Nelle democrazie il capo della Resistenza è il Ministro degli interni. Punto.
Se non lo è — ma il ministro Minniti appare da ogni punto di vista
perfettamente calato nel ruolo — va richiamato ai suoi doveri, non già
surrogato da qualche violento capobanda dei centri sociali.
Se il passato insegna qualcosa, infatti, è
che il miglior favore che un
regime libero possa fare al fascismo è la rinuncia all’applicazione della
legge, l’abbandono delle strade e delle piazze all’urto tra la violenza degli
opposti schieramenti. Nell’Italia della Costituzione, invece,
difendere la democrazia — dal fascismo come da ogni altra minaccia — è compito
solo delle forze dell’ordine della Repubblica. Ed è per questo che verso di
esse grande è, e deve essere, il debito di riconoscenza dei cittadini.
Di fronte ai fatti di violenza di questi
giorni la quale pretende essere di sinistra, la domanda da porsi è: quale linea
politica, quale parola d’ordine, servono per tracciare rispetto a tale violenza
la linea di confine più invalicabile? Quale valore serve a prenderne le
distanze nel modo più netto? La parola d’ordine e il valore dell’antifascismo o
della democrazia e della legge?
Se il fascismo è violenza, illegalità e soppressione delle libertà, ebbene,
allora la sua antitesi non è l’antifascismo, è la democrazia.

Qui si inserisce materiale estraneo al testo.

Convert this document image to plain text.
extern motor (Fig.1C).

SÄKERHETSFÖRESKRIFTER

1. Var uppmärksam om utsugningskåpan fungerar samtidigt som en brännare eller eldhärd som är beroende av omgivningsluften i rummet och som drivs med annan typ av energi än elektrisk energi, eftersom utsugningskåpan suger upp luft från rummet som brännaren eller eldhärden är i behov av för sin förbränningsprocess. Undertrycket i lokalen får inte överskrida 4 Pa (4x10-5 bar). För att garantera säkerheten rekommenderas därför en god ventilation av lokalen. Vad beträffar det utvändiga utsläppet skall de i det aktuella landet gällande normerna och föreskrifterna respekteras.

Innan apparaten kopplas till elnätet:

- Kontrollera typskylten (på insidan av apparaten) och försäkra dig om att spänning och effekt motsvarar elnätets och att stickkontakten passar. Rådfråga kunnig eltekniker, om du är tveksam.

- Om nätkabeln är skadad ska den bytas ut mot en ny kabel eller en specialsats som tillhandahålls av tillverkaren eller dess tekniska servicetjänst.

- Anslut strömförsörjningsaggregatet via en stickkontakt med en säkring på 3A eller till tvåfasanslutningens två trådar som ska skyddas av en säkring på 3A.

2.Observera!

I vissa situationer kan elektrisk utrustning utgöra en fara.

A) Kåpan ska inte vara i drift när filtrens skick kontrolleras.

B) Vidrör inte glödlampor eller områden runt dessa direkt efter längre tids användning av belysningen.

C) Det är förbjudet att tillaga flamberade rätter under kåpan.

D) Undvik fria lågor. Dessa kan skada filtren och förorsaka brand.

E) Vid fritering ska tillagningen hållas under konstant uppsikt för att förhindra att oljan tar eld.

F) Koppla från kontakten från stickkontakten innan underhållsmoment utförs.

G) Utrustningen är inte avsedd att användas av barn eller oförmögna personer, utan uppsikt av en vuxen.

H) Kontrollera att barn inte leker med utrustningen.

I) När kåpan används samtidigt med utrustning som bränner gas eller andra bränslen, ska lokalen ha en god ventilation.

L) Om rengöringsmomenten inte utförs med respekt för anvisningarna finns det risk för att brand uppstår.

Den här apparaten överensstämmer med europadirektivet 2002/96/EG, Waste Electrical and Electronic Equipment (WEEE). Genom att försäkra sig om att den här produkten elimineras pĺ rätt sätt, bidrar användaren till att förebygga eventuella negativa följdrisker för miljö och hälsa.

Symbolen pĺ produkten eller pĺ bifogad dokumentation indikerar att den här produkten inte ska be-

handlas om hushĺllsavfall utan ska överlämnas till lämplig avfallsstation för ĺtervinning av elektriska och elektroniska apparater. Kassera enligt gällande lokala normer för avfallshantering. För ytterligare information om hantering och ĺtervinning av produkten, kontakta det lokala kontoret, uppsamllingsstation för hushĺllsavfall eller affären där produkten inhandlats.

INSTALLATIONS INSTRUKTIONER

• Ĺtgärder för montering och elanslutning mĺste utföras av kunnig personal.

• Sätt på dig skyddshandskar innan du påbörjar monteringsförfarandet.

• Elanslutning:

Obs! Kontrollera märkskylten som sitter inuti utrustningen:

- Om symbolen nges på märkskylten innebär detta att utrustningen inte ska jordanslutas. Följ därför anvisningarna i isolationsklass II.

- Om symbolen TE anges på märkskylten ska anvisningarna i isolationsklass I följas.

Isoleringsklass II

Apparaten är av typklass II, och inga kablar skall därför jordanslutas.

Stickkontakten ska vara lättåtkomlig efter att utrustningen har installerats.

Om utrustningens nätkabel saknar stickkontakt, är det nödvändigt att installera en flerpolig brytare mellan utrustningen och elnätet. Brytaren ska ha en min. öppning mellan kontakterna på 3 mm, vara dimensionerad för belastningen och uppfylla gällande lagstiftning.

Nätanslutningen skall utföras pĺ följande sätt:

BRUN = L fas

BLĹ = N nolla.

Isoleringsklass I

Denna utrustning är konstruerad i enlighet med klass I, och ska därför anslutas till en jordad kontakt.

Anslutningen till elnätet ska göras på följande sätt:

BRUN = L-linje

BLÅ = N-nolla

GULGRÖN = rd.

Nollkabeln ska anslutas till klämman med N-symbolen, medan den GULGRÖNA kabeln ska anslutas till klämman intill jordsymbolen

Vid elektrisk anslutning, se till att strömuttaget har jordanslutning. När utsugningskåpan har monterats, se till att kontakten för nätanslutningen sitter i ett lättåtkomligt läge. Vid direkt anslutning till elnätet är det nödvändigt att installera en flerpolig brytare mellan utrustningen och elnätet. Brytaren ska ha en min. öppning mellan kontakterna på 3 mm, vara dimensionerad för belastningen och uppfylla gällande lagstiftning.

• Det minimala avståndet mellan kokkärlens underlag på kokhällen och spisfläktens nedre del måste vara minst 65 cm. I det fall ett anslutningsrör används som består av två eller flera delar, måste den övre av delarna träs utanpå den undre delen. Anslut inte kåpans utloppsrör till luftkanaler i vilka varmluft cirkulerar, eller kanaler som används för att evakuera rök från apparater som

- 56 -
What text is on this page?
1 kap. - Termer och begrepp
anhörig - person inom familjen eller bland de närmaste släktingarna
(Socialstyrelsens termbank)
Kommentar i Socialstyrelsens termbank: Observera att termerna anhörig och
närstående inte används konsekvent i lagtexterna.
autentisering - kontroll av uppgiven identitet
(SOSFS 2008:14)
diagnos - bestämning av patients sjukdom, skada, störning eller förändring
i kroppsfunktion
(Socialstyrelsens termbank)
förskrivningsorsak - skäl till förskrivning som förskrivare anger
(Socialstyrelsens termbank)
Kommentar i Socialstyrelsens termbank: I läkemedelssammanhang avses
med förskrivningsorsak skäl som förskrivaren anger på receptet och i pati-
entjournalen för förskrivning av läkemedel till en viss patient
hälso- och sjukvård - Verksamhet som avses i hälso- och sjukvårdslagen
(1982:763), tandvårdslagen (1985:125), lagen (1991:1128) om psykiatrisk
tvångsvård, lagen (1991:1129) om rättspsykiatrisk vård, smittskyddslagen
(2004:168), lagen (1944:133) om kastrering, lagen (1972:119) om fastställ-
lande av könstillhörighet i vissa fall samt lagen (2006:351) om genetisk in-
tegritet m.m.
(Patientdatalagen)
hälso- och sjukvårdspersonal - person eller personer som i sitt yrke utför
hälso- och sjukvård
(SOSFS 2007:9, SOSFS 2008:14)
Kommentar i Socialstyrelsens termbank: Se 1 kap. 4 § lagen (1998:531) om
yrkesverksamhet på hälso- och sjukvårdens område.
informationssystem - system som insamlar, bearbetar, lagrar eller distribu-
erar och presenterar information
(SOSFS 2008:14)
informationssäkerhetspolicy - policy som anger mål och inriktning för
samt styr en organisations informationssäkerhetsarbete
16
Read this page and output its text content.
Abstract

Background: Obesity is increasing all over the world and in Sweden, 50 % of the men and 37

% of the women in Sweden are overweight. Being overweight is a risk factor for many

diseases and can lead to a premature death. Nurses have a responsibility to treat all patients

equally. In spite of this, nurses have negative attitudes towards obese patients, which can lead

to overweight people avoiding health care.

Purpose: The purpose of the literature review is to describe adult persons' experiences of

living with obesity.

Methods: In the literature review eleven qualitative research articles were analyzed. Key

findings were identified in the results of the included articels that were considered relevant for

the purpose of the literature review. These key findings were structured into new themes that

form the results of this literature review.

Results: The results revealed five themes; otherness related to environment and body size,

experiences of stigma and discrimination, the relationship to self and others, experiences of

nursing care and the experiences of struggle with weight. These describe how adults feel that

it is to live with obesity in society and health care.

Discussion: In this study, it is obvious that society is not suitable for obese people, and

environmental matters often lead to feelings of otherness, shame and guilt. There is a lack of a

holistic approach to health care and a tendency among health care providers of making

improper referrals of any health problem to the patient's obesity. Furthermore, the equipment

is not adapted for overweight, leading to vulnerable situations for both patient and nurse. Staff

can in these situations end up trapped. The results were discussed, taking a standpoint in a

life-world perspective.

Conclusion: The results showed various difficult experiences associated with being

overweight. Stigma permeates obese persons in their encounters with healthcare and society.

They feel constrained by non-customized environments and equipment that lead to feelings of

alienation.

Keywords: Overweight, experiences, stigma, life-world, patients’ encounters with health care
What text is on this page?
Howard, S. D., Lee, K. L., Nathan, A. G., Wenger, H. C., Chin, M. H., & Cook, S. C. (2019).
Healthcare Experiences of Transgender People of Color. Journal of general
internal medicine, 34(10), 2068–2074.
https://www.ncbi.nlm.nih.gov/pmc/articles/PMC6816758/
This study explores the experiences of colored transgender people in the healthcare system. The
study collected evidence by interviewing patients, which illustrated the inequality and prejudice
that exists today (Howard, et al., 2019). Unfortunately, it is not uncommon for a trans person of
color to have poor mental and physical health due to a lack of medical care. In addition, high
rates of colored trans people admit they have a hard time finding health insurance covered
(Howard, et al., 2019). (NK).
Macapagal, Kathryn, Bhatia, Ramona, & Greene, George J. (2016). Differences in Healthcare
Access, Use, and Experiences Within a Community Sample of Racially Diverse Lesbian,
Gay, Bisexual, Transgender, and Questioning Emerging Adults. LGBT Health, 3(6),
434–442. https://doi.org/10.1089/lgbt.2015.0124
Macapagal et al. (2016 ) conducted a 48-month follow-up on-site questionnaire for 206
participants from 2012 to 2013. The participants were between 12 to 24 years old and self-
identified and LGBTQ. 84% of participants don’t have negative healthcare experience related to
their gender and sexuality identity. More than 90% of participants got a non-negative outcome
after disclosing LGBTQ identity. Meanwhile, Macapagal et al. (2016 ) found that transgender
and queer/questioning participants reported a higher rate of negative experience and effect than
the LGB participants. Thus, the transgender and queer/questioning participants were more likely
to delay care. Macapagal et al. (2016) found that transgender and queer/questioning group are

La storia del resto conta pure qualcosa:
mentre non è mai esistita una democrazia o un democratico che non fosse
antifascista, più e più volte, all’opposto, persone, movimenti e regimi che si identificavano con l’antifascismo
hanno mostrato che con la democrazia non avevano molto a che fare.
L’antifascismo (insieme alla vittoria degli Alleati) ha dato al nostro Paese la
democrazia, e ciò resta a suo merito.
Ma oggi dei suoi emuli violenti
della venticinquesima ora non c’è alcun bisogno: per guardarsi dai pericoli la
democrazia italiana basta a se stessa.